- Ghyanglekh (RM) Location Ghyanglekh (RM) Ghyanglekh (RM) (Nepal)
- Coordinates: 27°21′0″N 85°48′45″E﻿ / ﻿27.35000°N 85.81250°E
- Country: Nepal
- Province: Bagmati
- District: Sindhuli District
- Wards: 5
- Established: 10 March 2017

Government
- • Type: Rural Council
- • Chairperson: Mr. Jagat B. Bholan
- • Vice-chairperson: Mrs. Durga Devi Sunuwar
- • Term of office: (2017 - 2022)

Area
- • Total: 166.77 km^{2} (64.39 sq mi)

Population (2011)
- • Total: 13,661
- • Density: 81.915/km^{2} (212.16/sq mi)
- Time zone: UTC+5:45 (Nepal Standard Time)
- Headquarter: Bastipur
- Website: ghyanglekhmun.gov.np

= Ghyanglekh Rural Municipality =

Ghyanglekh is a Rural municipality located within the Sindhuli District of the Bagmati Province of Nepal.
The municipality spans 166.77 km2 of area, with a total population of 13,661 according to a 2011 Nepal census.
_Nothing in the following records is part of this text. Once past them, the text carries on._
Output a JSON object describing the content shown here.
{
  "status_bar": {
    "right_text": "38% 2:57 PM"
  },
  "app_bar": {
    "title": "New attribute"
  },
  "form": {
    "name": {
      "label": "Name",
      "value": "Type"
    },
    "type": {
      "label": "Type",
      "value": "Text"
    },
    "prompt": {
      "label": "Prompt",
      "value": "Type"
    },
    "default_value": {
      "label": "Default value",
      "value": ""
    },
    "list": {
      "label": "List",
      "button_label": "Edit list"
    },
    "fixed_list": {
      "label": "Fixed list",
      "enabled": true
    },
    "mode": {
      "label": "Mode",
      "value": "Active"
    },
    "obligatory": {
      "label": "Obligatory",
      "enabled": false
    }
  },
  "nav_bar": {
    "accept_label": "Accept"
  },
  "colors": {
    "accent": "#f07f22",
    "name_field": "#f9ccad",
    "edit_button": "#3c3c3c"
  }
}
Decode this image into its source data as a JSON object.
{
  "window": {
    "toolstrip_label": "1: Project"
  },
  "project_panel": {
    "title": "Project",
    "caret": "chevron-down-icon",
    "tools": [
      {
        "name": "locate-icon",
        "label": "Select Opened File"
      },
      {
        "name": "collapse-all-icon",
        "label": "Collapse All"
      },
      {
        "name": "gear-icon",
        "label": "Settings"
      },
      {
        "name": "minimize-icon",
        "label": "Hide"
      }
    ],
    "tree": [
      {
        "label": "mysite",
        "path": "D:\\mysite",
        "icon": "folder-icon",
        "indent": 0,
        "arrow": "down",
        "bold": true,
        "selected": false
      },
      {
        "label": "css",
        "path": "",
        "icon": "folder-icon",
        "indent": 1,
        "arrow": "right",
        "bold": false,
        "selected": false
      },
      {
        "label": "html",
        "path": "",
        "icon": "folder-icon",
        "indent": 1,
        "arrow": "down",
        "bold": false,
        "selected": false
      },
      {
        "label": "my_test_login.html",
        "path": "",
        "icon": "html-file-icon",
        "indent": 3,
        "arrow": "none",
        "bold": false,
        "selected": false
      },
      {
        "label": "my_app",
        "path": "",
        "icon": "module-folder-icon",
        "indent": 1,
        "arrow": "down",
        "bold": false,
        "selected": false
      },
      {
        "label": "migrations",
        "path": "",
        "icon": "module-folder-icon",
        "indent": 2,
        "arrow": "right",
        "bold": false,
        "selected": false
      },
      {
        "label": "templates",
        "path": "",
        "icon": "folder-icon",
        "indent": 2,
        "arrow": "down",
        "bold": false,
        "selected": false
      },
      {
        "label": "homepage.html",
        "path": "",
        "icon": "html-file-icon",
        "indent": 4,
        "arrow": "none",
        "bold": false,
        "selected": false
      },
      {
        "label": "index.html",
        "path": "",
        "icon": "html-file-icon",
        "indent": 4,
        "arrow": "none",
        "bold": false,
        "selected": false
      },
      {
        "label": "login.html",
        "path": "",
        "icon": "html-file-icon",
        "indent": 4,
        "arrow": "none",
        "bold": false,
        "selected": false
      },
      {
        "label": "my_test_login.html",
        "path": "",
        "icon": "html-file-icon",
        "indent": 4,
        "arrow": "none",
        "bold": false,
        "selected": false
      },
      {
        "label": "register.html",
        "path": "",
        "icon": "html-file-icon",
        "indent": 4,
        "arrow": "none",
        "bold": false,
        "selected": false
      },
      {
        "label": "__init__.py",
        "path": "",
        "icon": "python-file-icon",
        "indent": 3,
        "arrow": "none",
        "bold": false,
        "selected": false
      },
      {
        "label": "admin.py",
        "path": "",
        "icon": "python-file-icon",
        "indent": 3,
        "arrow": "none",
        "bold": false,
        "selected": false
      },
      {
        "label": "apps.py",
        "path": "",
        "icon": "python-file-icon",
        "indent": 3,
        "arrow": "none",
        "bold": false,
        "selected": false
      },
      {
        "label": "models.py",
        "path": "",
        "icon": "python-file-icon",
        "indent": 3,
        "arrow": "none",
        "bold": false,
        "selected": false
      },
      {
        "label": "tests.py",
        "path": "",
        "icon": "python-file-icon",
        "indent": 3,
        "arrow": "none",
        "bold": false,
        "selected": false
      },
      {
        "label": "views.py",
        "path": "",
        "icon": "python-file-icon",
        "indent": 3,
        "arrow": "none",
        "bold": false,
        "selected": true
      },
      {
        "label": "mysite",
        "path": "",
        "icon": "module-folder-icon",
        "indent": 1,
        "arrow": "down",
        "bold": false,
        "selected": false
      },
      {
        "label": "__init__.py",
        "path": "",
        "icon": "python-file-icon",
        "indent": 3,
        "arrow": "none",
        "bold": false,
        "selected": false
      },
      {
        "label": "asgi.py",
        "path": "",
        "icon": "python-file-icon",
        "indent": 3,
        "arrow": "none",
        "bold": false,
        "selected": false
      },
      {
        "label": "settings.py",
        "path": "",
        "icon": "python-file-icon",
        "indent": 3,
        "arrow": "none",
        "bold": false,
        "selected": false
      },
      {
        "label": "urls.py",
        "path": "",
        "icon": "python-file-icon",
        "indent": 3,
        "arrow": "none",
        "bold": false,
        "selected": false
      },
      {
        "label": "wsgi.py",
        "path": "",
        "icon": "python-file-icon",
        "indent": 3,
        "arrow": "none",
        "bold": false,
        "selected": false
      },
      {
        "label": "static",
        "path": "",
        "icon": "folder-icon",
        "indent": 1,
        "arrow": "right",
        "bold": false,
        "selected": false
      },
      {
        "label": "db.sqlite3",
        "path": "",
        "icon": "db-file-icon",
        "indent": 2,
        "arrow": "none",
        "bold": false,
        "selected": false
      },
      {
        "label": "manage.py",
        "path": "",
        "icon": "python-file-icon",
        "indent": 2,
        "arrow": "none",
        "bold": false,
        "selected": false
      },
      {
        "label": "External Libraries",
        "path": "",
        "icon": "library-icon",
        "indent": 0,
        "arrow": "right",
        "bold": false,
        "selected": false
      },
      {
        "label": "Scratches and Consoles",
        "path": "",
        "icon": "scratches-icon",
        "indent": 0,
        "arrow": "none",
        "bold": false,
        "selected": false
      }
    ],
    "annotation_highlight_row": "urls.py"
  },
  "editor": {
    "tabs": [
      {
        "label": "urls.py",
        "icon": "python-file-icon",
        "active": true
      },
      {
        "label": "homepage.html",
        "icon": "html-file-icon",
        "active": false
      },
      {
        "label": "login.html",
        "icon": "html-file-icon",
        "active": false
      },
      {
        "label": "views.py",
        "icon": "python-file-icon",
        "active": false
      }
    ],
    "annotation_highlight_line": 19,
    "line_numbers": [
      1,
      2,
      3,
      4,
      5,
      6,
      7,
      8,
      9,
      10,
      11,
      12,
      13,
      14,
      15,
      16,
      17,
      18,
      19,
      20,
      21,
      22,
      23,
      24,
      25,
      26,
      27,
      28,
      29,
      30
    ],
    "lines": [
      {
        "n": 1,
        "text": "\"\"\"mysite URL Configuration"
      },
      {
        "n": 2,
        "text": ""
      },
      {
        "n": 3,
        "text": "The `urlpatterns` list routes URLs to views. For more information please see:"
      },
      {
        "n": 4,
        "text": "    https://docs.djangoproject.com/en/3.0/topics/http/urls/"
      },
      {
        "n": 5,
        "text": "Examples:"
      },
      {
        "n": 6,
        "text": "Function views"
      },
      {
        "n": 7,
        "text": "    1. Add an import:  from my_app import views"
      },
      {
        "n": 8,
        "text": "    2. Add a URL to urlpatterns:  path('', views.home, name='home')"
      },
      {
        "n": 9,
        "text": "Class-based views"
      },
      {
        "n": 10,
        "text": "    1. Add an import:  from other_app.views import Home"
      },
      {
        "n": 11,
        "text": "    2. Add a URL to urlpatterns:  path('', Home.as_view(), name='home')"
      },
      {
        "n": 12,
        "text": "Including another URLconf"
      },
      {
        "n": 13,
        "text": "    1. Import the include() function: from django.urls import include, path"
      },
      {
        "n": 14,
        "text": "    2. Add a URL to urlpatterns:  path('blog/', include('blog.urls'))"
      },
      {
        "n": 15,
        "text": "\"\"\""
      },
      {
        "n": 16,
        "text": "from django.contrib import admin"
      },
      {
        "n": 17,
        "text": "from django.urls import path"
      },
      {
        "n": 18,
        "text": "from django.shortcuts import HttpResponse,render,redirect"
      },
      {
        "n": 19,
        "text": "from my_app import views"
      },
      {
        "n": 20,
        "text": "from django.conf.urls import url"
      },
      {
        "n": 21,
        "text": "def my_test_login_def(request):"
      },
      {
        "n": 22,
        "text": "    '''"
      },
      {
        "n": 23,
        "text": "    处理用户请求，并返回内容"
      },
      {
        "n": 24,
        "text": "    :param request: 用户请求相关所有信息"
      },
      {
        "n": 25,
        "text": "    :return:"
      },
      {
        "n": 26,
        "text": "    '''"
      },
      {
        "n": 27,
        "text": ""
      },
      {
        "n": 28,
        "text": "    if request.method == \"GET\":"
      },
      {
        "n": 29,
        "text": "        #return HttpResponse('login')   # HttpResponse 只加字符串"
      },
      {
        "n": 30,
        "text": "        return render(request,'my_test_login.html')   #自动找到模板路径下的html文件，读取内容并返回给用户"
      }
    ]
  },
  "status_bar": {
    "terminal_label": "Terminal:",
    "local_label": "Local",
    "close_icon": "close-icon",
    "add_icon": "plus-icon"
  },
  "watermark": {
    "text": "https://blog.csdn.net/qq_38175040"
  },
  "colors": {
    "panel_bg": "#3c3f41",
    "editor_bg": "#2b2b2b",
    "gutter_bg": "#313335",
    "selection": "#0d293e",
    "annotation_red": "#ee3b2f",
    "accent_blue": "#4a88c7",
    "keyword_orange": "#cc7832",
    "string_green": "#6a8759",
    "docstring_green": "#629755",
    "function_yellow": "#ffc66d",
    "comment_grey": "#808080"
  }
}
On March 10, 2017, the Government of Nepal restructured the local level bodies into 753 new local level structures.
The previous Amale, Bastipur, Tamajor, Netrakali and Shanteshwari VDCs were merged to form Ghyanglekh Rural Municipality.
Ghyanglekh is divided into 5 wards, with Bastipur declared the administrative center of the rural municipality.

==Demographics==
At the time of the 2011 Nepal census, Ghyanglekh Rural Municipality had a population of 13,761. Of these, 73.9% spoke Tamang, 9.9% Nepali, 6.8% Magar, 4.2% Newar, 2.4% Thangmi, 2.3% Sunwar, 0.3% Urdu, 0.1% Maithili and 0.1% other languages as their first language.
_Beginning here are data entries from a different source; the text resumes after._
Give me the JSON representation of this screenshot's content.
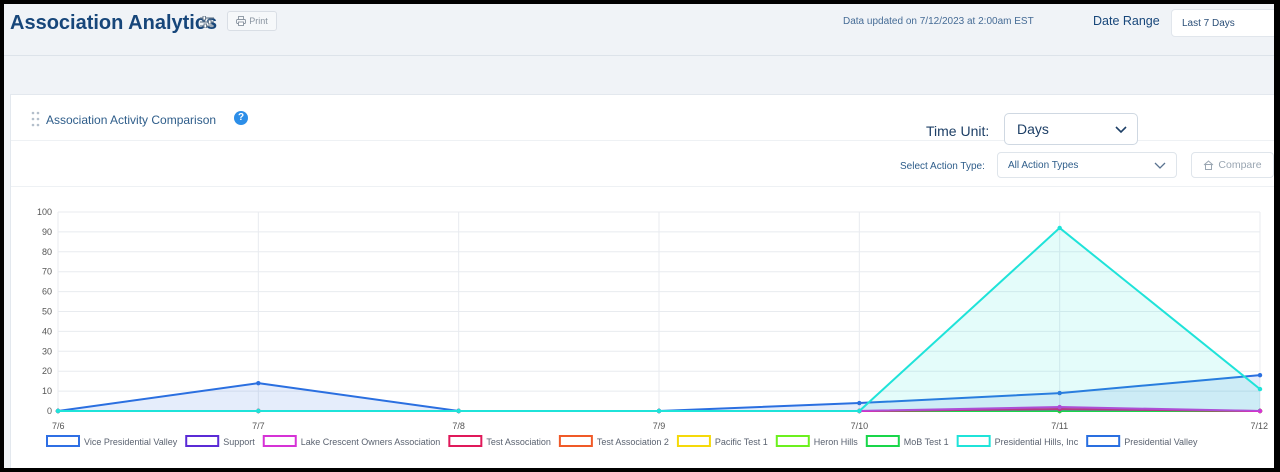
{
  "header": {
    "title": "Association Analytics",
    "print_label": "Print",
    "data_updated": "Data updated on 7/12/2023 at 2:00am EST",
    "date_range_label": "Date Range",
    "date_range_value": "Last 7 Days"
  },
  "card": {
    "title": "Association Activity Comparison",
    "help": "?",
    "time_unit_label": "Time Unit:",
    "time_unit_value": "Days",
    "action_type_label": "Select Action Type:",
    "action_type_value": "All Action Types",
    "compare_label": "Compare"
  },
  "icons": {
    "filter": "sliders-icon",
    "print": "printer-icon",
    "drag": "drag-handle-icon",
    "help": "help-circle-icon",
    "chevron": "chevron-down-icon",
    "compare": "home-icon"
  },
  "colors": {
    "title": "#17467a",
    "accent": "#2c8ee8"
  },
  "chart_data": {
    "type": "area",
    "categories": [
      "7/6",
      "7/7",
      "7/8",
      "7/9",
      "7/10",
      "7/11",
      "7/12"
    ],
    "ylim": [
      0,
      100
    ],
    "yticks": [
      0,
      10,
      20,
      30,
      40,
      50,
      60,
      70,
      80,
      90,
      100
    ],
    "grid": true,
    "legend_position": "bottom",
    "series": [
      {
        "name": "Vice Presidential Valley",
        "color": "#2f6fe4",
        "values": [
          0,
          0,
          0,
          0,
          0,
          0,
          0
        ]
      },
      {
        "name": "Support",
        "color": "#5b2bd6",
        "values": [
          0,
          0,
          0,
          0,
          0,
          0,
          0
        ]
      },
      {
        "name": "Lake Crescent Owners Association",
        "color": "#d633d6",
        "values": [
          0,
          0,
          0,
          0,
          0,
          2,
          0
        ]
      },
      {
        "name": "Test Association",
        "color": "#e0195a",
        "values": [
          0,
          0,
          0,
          0,
          0,
          1,
          0
        ]
      },
      {
        "name": "Test Association 2",
        "color": "#f05a28",
        "values": [
          0,
          0,
          0,
          0,
          0,
          0,
          0
        ]
      },
      {
        "name": "Pacific Test 1",
        "color": "#f5d90a",
        "values": [
          0,
          0,
          0,
          0,
          0,
          0,
          0
        ]
      },
      {
        "name": "Heron Hills",
        "color": "#6cf01e",
        "values": [
          0,
          0,
          0,
          0,
          0,
          0,
          0
        ]
      },
      {
        "name": "MoB Test 1",
        "color": "#19d64a",
        "values": [
          0,
          0,
          0,
          0,
          0,
          0,
          0
        ]
      },
      {
        "name": "Presidential Hills, Inc",
        "color": "#1fe3d9",
        "values": [
          0,
          0,
          0,
          0,
          0,
          92,
          11
        ]
      },
      {
        "name": "Presidential Valley",
        "color": "#2a6fe0",
        "values": [
          0,
          14,
          0,
          0,
          4,
          9,
          18
        ]
      }
    ]
  }
}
In terms of ethnicity/caste, 73.9% were Tamang, 7.1% Magar, 5.8% Newar, 3.3% Kami, 3.0% Chhetri, 2.4% Sunuwar, 2.4% Thami, 0.6% Hill Brahmin, 0.6% Damai/Dholi, 0.3% Musalman, 0.1% other Dalit, 0.1% Gharti/Bhujel, 0.1% Sarki and 0.2% others.

In terms of religion, 77.5% were Buddhist, 20.3% Hindu, 1.1% Christian, 0.9% Prakriti and 0.3% Muslim.

In terms of literacy, 49.1% could read and write, 5.5% could only read and 45.4% could neither read nor write.